An all-female gang draws oil from an underground pipeline and sells it to working-class motorbike couriers, in this hybrid feature: part narrative documentary, part crumbling sci-fi, part classic western.
Dry Ground Burning
Joana Pimenta, Adirley Queirós
On the heels of their 2018 short Rádio Coração, directors Joana Pimenta and Adirley Queirós return to the peripheral Ceilândia area of Brasilia to create this formally austere, hybrid new feature, which walks a fine line between narrative documentary, crumbling sci-fi, and classic western.
The film centres on sisters Chitarra and Léa, leaders of an all-female gang that refines oil drawn from an underground pipeline in their makeshift facility. They sell the gasoline they make to working-class motoqueiros, motorcycle-delivery riders who depend on it to survive in their Sol Nascente favela.
A nonlinear structure presents the story as recalled by the participants in different moments.
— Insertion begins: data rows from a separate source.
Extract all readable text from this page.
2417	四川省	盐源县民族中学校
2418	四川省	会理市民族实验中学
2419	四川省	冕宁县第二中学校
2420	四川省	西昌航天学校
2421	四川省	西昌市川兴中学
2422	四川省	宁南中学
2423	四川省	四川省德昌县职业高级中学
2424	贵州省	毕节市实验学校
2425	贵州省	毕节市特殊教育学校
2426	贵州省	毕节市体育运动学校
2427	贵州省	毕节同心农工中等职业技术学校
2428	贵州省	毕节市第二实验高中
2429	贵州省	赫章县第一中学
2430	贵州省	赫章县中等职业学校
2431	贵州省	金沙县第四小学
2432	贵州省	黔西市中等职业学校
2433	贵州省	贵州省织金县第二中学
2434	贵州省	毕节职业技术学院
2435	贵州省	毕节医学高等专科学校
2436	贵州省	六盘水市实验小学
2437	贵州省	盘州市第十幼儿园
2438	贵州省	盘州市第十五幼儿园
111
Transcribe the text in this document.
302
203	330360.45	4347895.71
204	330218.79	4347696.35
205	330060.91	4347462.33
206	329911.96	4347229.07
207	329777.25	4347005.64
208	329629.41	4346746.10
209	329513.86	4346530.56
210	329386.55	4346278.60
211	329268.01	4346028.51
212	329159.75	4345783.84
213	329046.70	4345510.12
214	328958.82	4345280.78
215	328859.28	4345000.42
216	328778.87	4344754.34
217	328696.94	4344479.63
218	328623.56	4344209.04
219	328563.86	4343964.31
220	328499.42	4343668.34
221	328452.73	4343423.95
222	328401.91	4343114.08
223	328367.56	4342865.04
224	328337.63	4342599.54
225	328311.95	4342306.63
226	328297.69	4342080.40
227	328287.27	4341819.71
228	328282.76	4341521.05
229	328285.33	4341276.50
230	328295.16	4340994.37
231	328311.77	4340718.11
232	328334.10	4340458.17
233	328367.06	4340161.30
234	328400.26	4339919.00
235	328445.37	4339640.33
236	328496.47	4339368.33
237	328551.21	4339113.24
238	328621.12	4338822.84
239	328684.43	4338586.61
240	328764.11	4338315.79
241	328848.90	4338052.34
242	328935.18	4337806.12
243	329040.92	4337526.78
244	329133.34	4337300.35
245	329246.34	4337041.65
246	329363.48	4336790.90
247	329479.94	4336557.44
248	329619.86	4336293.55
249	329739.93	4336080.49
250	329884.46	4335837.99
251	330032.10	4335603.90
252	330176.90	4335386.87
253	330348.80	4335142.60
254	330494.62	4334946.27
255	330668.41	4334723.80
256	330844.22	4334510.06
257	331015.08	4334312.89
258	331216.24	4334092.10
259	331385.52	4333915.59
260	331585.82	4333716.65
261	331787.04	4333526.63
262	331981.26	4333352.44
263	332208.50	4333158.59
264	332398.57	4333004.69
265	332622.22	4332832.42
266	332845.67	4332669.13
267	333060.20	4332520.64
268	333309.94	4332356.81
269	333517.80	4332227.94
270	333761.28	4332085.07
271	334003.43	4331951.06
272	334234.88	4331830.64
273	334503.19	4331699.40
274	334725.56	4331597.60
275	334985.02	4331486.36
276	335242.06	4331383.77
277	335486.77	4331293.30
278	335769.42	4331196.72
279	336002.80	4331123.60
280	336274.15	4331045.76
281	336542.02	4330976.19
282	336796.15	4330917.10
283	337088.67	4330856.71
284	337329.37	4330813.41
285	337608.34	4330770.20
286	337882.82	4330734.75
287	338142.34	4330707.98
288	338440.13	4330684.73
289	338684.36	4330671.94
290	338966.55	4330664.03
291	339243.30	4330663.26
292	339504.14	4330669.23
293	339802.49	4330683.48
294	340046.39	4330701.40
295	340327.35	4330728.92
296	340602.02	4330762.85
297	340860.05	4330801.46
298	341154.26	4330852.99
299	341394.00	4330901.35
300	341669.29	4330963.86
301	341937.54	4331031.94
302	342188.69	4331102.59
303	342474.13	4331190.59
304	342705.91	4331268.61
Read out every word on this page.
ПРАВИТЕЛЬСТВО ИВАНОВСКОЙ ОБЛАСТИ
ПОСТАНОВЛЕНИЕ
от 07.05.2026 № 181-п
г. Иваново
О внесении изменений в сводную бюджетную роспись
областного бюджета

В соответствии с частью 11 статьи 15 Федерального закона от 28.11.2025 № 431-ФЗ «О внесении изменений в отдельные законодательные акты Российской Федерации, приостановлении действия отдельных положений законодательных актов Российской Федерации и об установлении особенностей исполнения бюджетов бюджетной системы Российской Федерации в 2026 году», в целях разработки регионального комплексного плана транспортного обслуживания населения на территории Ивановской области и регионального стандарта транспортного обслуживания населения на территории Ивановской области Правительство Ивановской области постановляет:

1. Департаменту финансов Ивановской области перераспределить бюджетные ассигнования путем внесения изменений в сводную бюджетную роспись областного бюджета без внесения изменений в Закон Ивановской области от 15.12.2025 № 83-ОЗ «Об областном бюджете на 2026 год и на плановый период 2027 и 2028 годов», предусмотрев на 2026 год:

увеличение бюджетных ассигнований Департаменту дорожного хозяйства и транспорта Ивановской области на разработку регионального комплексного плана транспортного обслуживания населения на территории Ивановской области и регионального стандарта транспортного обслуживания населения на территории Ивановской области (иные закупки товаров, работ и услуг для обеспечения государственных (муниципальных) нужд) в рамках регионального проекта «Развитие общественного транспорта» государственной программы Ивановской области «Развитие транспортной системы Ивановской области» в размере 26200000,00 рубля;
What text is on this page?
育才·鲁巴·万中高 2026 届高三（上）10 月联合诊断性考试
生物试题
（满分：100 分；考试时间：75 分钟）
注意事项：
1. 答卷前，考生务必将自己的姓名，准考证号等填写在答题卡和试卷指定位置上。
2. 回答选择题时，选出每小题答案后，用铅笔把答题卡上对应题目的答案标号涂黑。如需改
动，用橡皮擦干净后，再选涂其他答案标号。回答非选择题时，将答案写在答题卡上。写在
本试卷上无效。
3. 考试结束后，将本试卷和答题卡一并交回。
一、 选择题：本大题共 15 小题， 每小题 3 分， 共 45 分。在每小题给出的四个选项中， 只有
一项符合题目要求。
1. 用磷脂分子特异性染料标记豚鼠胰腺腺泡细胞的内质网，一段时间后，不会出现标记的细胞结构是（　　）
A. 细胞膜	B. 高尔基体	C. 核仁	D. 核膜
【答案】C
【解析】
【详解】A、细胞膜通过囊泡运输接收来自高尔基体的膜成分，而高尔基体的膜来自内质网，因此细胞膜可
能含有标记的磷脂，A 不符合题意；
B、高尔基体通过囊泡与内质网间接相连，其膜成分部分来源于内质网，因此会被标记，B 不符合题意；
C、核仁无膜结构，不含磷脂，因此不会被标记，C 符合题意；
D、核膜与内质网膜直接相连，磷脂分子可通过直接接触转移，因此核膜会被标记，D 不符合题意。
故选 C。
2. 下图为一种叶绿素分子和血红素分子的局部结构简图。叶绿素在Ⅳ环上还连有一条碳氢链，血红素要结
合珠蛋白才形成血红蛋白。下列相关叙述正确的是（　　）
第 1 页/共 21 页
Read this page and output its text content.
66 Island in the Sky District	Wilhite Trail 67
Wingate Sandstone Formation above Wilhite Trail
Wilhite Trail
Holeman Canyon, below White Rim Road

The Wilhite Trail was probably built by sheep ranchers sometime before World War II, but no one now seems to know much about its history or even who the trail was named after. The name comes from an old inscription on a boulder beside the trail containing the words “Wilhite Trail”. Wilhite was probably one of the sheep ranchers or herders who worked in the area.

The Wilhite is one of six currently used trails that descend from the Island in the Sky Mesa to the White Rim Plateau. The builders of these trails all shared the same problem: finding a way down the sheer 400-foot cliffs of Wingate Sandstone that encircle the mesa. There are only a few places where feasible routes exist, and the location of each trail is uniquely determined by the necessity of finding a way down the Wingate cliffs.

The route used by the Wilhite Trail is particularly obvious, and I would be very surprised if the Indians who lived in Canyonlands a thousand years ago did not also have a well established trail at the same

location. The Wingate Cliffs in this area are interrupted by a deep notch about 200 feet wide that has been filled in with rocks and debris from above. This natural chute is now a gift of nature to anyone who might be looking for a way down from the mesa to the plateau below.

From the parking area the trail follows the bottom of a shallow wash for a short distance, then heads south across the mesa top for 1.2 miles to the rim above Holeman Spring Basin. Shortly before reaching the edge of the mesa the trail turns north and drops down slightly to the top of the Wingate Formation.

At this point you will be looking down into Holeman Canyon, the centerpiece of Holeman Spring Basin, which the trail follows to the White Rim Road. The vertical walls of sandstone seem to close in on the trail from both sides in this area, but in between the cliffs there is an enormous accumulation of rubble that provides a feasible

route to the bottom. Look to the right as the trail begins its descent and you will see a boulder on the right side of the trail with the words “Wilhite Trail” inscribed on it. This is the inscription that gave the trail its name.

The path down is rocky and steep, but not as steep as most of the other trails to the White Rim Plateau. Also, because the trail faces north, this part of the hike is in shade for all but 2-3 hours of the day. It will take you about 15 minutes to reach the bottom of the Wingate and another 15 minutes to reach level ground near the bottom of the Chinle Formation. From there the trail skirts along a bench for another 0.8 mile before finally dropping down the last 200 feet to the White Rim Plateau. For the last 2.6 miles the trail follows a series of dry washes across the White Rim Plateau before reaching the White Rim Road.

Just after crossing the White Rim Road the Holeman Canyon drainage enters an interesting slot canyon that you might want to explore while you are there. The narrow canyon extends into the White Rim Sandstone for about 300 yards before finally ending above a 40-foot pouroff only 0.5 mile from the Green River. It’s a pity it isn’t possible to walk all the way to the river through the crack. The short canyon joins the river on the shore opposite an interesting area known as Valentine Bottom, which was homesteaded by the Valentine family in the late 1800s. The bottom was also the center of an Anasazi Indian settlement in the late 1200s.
Dry Ground Burning is focused more on creating vivid characters and narrative arcs than on a chronology of events. Pimenta and Queirós anchor on the sisters’ close relationship, which resumes as soon as hot-headed Léa gets out of prison, and is explored through conversations that piece together the tapestry of epic tales from their childhood with their exploits as adults. The film offers a tense, refracted reflection of what Brazil is today, from the rough reality, in which the gang tries to get into politics, to a pivotal surreptitious shot that captures the masses of “good people” who praise the then–newly elected President Bolsonaro. The lines are clearly drawn before the upcoming battles, and the sisters’ are made with oil burning on dry ground.